At least in populations that look like the UK Biobank. That data can’t reasonably be extrapolated to places like China where the pathogen environment and genetic backgrounds of the people living there look very different from the Brits. But it lends urgency to efforts to monitor the Crispr’d twins throughout the entirety of their lives. According to reports from the Chinese state-sanctioned news service, the girls will remain under government supervision in Guangdong Province, near where He conducted his rogue experiments.
For bioethicists like Stanford’s Hank Greeley, these latest revelations only further skew the risks of such a procedure to far outweigh the potential benefits. “I already thought He’s experiment was somewhere around 50 times higher than the ethical limit,” he says. “This just makes it even more outrageously risky.” Much of that calculus comes from the fact that neither girl was infected with HIV—they could have avoided the disease using safer, more proven methods, such as condoms and prophylactic drugs.

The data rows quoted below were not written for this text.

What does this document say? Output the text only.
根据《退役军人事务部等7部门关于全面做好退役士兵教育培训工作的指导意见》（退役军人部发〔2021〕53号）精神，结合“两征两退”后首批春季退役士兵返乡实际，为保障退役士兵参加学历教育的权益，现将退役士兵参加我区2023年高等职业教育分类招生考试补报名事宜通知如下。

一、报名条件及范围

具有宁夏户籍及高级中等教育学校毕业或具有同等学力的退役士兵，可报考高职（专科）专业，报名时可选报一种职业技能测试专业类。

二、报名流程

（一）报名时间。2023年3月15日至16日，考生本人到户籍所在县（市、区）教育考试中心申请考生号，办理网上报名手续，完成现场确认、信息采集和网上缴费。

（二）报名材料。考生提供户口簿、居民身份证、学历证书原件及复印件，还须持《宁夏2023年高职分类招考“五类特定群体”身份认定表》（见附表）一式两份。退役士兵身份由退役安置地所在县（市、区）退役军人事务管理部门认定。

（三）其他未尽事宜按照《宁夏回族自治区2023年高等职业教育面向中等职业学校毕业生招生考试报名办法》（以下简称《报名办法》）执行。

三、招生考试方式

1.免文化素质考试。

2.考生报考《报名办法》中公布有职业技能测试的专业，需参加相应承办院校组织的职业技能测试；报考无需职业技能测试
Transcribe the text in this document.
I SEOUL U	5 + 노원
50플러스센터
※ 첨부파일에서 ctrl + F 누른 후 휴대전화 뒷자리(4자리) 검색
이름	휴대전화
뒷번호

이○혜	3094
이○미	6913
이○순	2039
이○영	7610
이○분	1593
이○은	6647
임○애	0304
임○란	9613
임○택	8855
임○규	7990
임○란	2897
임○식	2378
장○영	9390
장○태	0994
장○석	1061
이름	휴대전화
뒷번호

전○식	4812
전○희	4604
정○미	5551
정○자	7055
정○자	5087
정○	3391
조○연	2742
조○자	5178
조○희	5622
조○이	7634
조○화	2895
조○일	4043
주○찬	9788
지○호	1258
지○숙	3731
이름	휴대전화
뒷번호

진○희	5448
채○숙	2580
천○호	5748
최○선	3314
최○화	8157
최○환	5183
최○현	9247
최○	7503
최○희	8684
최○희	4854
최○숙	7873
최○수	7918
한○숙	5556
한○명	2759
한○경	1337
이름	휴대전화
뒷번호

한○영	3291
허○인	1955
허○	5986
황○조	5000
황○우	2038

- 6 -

But for people who’ve already been infected, says Nielsen, it’s still much more beneficial to carry the mutation. That’s why he stresses that his research shouldn’t be interpreted as a warning against HIV/AIDS cell and drug therapies that target the CCR5 gene. And ironically, if they’re successful, the usefulness of the natural Δ32 mutation will decline even further. Given a few thousand more years, it might even disappear.